Anyone peeking in the window at Stephanie Rawlings-Blake's campaign headquarters on Howard Street Friday morning could be forgiven for thinking the mayor's race had ended.

The view included stacks of taped-up moving boxes, cleared desks and a freshly shampooed carpet. None of the mayor's black-and-yellow campaign signs hung on walls. The lights were off.

"This is my least favorite part of the campaign," campaign manager Travis Tazelaar said.

Technically, of course, Rawlings-Blake, City Council President Bernard C. "Jack" Young and other Democrats who won the party primary on Tuesday face opponents in the Nov. 8 general election.

But in a city where Democrats outnumber Republicans by more than 9 to 1, where Democrats hold the mayor's office and all 15 seats on the City Council, and where voters haven't elected a Republican mayor since the 1960s, the odds of any of the challengers delivering a knockout punch — or even raising a black eye — are long.

None of the 10 Republican candidates are known in city power circles, and none have given any sign that they have the resources to introduce themselves to voters in this overwhelmingly Democratic city.

The general election "is going to be very, very boring," said Donald F. Norris, the chairman of the department of public policy at the University of Maryland, Baltimore County. "All it will do is ratify the result of the primary."

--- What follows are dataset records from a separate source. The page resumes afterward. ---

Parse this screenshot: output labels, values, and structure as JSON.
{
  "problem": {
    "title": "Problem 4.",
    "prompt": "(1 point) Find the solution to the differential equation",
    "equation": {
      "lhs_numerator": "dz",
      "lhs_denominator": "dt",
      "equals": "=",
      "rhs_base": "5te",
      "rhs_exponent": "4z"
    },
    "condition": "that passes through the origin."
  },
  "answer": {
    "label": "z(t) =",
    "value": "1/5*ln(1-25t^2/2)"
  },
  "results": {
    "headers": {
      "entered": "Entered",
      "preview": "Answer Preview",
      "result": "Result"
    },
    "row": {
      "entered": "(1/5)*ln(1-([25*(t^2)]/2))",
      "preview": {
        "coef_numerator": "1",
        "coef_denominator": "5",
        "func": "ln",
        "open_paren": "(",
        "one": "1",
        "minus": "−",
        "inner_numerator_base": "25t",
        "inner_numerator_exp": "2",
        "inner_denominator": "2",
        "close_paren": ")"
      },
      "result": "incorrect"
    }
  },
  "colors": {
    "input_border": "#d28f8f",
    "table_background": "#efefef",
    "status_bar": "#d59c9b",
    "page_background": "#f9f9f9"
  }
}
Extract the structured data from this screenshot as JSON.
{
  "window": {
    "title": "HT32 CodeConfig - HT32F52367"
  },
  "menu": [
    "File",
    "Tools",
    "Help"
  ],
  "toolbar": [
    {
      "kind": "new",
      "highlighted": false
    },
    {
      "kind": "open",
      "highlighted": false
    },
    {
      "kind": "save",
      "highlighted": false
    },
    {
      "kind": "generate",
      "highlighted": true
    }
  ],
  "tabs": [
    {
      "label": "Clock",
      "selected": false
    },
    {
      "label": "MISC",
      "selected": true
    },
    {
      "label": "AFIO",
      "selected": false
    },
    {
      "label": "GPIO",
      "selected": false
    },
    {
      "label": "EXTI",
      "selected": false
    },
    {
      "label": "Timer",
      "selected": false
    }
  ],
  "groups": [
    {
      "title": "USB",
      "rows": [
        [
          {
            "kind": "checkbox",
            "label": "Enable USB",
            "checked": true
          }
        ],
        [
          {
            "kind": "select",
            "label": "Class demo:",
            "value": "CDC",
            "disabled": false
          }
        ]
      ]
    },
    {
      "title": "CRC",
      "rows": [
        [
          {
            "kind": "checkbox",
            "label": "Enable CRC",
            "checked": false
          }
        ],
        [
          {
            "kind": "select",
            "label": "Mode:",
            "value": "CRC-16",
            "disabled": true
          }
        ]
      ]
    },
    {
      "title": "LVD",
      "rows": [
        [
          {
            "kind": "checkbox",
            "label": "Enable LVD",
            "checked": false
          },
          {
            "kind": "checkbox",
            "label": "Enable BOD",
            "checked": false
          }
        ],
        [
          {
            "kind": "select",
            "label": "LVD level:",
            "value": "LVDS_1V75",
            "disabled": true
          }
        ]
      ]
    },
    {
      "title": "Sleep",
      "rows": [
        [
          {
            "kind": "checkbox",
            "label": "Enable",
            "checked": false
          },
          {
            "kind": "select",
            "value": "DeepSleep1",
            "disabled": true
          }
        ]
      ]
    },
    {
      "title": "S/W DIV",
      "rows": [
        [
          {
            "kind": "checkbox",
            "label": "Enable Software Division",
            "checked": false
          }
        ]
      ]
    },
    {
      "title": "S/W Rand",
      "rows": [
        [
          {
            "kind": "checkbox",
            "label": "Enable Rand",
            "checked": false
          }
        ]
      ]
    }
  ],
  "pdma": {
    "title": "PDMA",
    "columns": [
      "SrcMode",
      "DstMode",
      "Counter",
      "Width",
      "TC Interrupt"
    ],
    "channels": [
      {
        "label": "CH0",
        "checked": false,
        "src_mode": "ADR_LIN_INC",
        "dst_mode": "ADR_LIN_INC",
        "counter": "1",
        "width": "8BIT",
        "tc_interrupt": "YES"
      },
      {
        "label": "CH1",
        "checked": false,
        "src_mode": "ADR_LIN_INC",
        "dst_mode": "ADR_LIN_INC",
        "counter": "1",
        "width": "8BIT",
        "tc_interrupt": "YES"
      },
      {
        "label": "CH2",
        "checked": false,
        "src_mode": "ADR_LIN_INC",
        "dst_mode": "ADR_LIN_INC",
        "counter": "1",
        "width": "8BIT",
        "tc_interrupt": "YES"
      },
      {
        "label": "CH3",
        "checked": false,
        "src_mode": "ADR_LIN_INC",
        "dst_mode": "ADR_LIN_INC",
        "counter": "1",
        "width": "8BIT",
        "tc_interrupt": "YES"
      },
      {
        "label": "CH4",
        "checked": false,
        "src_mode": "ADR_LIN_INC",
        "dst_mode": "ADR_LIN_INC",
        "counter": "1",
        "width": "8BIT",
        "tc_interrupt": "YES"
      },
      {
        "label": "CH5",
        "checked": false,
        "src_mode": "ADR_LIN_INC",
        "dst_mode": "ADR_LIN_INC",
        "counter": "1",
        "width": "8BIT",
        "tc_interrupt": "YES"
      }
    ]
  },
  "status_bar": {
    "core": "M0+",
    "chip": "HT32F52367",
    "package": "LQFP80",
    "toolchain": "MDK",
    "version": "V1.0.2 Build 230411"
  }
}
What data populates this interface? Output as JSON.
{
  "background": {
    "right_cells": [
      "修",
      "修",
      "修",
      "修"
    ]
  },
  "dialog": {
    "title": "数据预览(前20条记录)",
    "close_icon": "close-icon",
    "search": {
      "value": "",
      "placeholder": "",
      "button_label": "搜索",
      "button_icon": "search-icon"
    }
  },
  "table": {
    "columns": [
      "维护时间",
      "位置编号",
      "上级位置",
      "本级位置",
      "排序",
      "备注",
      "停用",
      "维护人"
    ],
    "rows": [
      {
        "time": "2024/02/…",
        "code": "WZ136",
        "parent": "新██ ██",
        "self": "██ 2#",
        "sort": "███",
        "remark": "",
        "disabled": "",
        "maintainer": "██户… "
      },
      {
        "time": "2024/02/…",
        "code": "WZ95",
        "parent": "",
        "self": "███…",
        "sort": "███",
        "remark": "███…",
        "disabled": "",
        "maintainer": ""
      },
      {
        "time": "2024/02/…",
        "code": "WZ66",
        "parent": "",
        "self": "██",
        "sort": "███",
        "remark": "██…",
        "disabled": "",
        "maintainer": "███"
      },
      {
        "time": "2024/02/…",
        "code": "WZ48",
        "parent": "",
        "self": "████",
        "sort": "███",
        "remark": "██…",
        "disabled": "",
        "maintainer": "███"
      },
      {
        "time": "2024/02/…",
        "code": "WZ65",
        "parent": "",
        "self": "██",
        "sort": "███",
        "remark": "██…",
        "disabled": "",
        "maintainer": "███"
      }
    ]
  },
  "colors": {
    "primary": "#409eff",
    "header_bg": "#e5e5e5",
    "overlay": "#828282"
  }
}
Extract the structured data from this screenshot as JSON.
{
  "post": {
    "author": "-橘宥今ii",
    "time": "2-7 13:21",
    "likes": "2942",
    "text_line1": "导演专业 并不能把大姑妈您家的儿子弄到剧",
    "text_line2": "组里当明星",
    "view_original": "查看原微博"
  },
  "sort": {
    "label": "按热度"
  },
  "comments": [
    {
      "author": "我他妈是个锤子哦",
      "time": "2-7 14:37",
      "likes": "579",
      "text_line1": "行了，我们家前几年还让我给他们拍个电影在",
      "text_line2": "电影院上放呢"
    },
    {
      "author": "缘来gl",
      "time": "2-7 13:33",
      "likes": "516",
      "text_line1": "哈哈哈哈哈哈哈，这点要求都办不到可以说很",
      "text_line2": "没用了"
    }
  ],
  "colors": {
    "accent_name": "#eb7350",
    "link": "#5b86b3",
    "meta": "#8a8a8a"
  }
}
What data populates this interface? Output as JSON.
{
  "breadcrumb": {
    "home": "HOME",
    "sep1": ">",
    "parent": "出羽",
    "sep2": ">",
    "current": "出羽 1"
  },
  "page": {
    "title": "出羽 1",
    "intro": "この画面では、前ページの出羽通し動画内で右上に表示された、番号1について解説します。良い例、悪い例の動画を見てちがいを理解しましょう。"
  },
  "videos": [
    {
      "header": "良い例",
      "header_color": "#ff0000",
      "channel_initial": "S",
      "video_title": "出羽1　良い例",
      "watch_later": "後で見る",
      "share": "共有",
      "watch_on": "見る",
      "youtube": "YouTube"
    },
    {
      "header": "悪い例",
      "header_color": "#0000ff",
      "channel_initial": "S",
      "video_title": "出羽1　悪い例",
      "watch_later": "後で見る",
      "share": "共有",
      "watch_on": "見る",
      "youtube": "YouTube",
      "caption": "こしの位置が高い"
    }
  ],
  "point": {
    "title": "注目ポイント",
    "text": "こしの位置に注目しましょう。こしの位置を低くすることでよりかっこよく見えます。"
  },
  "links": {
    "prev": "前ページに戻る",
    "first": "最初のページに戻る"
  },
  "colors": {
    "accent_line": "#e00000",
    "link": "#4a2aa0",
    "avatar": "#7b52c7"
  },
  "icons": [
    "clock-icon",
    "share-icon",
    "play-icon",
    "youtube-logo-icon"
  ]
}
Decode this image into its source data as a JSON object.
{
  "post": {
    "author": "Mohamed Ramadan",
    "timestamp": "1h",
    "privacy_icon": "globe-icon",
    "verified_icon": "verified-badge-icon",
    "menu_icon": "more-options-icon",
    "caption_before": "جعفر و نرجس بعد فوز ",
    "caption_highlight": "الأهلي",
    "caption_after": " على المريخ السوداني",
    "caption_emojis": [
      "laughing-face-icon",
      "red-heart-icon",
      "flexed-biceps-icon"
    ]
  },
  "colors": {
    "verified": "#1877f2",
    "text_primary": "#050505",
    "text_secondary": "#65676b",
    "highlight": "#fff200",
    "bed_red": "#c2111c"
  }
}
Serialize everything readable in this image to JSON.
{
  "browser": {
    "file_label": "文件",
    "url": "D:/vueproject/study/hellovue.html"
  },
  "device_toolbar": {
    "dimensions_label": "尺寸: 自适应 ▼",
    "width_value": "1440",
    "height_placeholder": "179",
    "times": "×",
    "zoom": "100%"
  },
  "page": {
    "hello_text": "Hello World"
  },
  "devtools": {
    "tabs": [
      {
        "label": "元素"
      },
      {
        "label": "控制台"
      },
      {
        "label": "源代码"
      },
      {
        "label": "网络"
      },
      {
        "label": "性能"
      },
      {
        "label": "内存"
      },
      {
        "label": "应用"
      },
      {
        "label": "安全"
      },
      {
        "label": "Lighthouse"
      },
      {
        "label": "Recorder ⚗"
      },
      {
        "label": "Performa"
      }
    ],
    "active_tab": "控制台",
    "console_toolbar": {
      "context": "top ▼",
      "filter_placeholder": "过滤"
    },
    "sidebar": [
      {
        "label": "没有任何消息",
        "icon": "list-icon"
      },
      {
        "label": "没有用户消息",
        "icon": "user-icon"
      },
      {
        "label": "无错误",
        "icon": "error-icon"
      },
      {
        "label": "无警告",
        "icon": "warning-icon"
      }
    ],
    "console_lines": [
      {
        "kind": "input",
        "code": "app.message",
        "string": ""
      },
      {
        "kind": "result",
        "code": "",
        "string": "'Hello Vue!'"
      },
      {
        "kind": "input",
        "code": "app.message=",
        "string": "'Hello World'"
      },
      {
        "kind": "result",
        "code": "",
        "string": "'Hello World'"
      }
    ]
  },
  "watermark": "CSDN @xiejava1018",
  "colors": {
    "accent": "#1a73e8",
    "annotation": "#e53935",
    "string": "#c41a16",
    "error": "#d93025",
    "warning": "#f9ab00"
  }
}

The Republicans "will all lose" promised Norris, who pointed to the voter registration figures in Baltimore: 292,000 Democrats and 32,000 Republicans.

Tazelaar and other Democratic operatives insisted last week that they would treat the general election like any other contest, and would not take a single vote for granted.

"We intend to run a campaign," Tazelaar said. But when asked to name the Republican mayoral candidate, he paused and said: "I honestly don't know."

His confusion is understandable. As of Friday afternoon, the two candidates for the GOP mayoral nomination remained locked in a dead heat: Alfred Griffin led Vicki Ann Harding by 21 votes, with absentee and provisional ballots still to be counted.

Elections officials have until next Friday to certify the results of the primary.

Griffin, 38, claims his mother's home on Greenmount Avenue as his residence in voter registration records. No campaign signs stood on the lawn; neighbors said they were unaware that he was running for mayor.

Griffin spent the end of last week ducking in and out of meetings for the international film festival he is organizing for October. He did not attend candidate forums during the primary campaign.

He said he decided to run for mayor to fix long-standing problems in the city.

"Every generation has a responsibility to the generation before and the generation behind it," he said. He spoke of chronic problems with the city school system: "I feel like it's my time to be responsible."

The other Republican candidate, Vicki Ann Harding, did not respond to emails.

She attended several candidate forums, and drew applause with a searing criticism of the city's public schools. As mayor, she said, she would "criminally indict" city schools CEO Andrés Alonso, Gov. Martin O'Malley, former state Schools Superintendent Nancy S. Grasmick, Rawlings-Blake and "their crew" for failing to improve the system.

Harding, 52, said she would also dismantle the Baltimore Development Corp., which she said was too cozy with billionaire developers. She railed against the city's business community and, in a departure from the Republican position, decried tax cuts for the wealthy.